Deduct the plan reimbursements as a business expense on the sole proprietorship Schedule C filed with your joint Form 1040. On the employee-spouse’s side of the deal, the reimbursements are free of federal income, Social Security, and Medicare taxes because the plan is considered a tax-free employee benefit.
Step 4. On the proprietorship’s Schedule C (or E or F, if applicable), deduct the medical expense reimbursements made under the plan, the employee-spouse’s cash salary, and the employer’s share of the FICA tax. These deductions also reduce the proprietor’s net self-employment income and thus the self-employment tax bill.
Step 5. Include only one Schedule SE—for the spouse who is treated as the proprietor—with your joint Form 1040. This minimizes the self-employment tax hit, because the maximum 15.3 percent self-employment tax rate applies to no more than $137,700 of net self-employment income (for 2020),
versus up to $275,400 if your business is operated as a 50/50 husband-wife partnership.
Warning: The employee-spouse’s modest cash salary plus the reimbursements from the medical expense plan must together amount to reasonable compensation for his or her work in the business.

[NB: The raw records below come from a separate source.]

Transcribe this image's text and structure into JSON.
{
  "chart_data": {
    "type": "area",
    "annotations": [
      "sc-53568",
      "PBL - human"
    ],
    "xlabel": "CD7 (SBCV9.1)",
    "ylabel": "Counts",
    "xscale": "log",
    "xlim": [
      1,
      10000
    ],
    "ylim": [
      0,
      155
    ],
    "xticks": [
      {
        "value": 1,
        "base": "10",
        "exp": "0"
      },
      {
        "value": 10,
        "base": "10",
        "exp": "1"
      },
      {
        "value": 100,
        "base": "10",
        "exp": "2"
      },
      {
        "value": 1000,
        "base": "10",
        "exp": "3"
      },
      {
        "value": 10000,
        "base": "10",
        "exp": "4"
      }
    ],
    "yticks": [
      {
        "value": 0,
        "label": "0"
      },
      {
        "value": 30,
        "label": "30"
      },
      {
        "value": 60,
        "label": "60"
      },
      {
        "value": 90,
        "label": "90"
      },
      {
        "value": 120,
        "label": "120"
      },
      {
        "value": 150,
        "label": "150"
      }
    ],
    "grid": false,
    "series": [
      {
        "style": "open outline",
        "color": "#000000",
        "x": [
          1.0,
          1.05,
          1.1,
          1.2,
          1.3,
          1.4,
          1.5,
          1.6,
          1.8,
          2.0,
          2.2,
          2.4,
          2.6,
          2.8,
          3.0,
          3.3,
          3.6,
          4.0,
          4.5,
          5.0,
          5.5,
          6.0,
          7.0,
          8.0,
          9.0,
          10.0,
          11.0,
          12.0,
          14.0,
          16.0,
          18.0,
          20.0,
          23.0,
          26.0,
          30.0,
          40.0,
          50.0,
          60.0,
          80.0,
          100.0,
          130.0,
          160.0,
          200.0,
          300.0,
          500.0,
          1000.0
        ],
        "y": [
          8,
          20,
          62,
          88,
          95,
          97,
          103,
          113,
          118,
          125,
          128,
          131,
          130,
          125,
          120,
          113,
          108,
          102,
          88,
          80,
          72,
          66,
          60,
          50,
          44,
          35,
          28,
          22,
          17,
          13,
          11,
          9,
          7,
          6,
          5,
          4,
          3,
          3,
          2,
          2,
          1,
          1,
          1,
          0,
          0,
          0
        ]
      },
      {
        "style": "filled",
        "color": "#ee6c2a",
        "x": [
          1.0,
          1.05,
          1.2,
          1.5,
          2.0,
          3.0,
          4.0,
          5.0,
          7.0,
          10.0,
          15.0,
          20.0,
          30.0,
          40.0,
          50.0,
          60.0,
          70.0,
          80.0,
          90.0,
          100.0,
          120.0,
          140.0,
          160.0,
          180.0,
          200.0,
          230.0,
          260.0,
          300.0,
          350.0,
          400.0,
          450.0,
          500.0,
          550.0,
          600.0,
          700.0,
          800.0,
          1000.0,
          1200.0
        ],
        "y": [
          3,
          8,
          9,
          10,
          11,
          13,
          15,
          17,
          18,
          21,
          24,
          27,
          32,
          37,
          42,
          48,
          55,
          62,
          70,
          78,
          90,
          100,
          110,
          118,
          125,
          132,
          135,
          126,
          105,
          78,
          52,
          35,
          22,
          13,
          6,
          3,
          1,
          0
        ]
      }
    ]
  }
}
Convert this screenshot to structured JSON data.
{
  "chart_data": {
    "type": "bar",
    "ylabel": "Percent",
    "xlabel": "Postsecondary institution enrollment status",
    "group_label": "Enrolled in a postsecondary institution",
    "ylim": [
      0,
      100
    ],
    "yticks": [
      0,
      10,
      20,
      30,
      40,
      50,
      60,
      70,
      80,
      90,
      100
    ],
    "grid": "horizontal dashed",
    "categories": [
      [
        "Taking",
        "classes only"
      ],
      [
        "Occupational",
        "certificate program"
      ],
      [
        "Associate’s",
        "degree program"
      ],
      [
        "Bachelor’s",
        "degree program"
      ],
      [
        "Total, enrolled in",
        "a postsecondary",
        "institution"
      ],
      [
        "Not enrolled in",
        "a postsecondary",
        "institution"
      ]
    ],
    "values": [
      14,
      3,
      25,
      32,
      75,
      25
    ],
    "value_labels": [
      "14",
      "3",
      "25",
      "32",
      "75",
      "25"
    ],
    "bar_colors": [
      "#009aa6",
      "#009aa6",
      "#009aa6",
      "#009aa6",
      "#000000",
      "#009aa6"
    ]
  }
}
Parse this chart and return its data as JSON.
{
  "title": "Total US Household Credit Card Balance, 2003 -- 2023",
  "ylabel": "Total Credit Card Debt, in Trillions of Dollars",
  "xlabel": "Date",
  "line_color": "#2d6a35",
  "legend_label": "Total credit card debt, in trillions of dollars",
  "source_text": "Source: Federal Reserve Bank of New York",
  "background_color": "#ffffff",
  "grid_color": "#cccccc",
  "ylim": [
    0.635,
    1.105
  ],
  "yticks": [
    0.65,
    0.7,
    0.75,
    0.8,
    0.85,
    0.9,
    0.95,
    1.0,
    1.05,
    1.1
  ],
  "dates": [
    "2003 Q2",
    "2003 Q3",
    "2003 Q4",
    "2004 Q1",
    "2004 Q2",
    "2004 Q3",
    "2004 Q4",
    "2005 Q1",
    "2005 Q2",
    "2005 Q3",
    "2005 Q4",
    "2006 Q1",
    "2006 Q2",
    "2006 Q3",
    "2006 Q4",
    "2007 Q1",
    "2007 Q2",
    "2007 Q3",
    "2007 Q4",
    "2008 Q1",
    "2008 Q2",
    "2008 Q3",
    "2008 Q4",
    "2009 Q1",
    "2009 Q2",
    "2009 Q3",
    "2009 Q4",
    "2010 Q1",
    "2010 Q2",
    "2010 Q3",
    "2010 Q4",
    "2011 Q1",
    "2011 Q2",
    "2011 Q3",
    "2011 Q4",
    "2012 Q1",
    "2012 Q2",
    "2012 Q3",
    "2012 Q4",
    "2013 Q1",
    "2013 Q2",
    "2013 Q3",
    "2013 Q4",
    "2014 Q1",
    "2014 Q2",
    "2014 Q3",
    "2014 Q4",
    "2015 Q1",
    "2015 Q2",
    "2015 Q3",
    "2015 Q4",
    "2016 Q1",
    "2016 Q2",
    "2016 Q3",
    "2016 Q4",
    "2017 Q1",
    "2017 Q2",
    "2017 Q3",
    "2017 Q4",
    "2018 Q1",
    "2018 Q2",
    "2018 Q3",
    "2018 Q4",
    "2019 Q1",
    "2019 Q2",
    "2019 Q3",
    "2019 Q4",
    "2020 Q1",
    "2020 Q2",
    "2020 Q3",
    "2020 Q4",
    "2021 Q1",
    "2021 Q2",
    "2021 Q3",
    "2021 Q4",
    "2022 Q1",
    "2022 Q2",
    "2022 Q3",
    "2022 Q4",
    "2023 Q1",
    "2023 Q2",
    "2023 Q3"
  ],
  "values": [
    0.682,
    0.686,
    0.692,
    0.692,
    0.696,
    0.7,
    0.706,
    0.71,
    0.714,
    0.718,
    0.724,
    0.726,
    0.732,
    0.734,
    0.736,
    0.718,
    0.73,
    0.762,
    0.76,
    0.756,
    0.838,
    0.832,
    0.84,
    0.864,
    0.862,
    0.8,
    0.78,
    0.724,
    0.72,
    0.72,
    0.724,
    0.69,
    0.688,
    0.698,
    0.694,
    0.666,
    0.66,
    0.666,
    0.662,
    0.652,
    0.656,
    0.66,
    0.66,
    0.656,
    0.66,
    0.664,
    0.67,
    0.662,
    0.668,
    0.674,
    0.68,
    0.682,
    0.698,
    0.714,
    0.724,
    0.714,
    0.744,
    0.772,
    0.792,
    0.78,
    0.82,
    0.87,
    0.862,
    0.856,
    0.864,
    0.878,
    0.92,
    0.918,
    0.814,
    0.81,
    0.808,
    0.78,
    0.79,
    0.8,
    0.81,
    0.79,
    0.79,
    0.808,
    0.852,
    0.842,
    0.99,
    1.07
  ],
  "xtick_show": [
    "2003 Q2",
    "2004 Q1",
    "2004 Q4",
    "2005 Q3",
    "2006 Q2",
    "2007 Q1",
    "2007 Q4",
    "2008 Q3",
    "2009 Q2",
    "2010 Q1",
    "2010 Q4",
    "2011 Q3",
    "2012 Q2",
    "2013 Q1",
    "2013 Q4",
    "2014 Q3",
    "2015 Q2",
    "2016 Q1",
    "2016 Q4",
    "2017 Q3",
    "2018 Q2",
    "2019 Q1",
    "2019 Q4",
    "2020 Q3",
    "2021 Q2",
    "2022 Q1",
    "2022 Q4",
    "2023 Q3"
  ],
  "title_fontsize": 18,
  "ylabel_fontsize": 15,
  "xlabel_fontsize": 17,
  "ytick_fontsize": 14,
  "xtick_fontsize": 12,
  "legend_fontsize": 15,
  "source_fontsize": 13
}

Following this strategy should substantially reduce the total amount you pay for Social Security and Medicare taxes (via self-employment tax for the proprietor-spouse and FICA tax for the employee- spouse). Deducting the medical expense plan reimbursements on the proprietorship’s
Schedule C (or E or F) will reduce your federal income tax bill as well.
Having your profitable unincorporated husband-wife business classified as a partnership for federal tax purposes can lead to huge bills for Social Security and Medicare taxes.
The good news is that you don’t have to put up with that. Choosing one of the following three strategies, as discussed in this article, will save you some serious self-employment tax money:
1.) Stop filing husband-wife partnership returns, and file as a sole proprietor or a single- member LLC if you live in a community property state.
2.) Convert your husband-wife partnership to an S corporation.
3.) Hire your spouse as an employee.